Since Dow Chemical’s acquisition of DuPont a year and a half ago, there has been an influx of M&A activity in the chemical industry. In 2016, deals to buy chemical companies that were announced or completed that year had an aggregate value of $263.7 billion, up 33.3% from 2015. The chemical industry has struggled to achieve strong demand since the 2010 recession, so the M&A activity is changing the dynamics of the entire industry. Due to weak demand, chemical companies are looking to purchase rival companies in a bid to reduce costs and drive up revenues, which will ultimately provide better contracts with both chemical suppliers and chemical customers.

Cutting costs is a major “deal driver” in the chemical industry, which has also lead to a spike in collaboration. For example, China has gone from importing chemicals to exporting them, which has caused commodity chemicals prices to fall, prompting more consolidation for greater profits.

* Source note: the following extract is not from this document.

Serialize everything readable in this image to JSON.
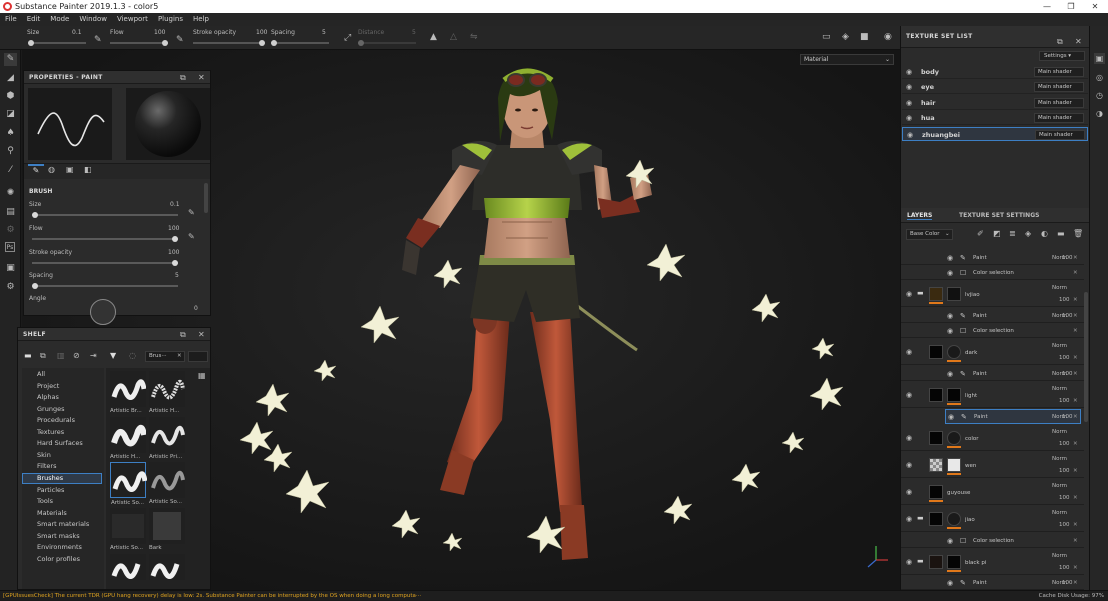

Another driver is the industry’s need to match its suppliers (i.e., oil and gas) and customers (i.e., automotive, pharmaceutical), which include industries that tend to have greater consolidation. By increasing consolidation in the chemical industry, chemical companies carry greater weight through the diversity of their commodities and services, and can therefore negotiate better deals with their customers and suppliers.

Notable deals within the last year and a half include ChemChina’s $43 billion M&A proposal to buy Syngenta last February and Bayer’s purchase of Monsanto for $66 billion in fall 2016.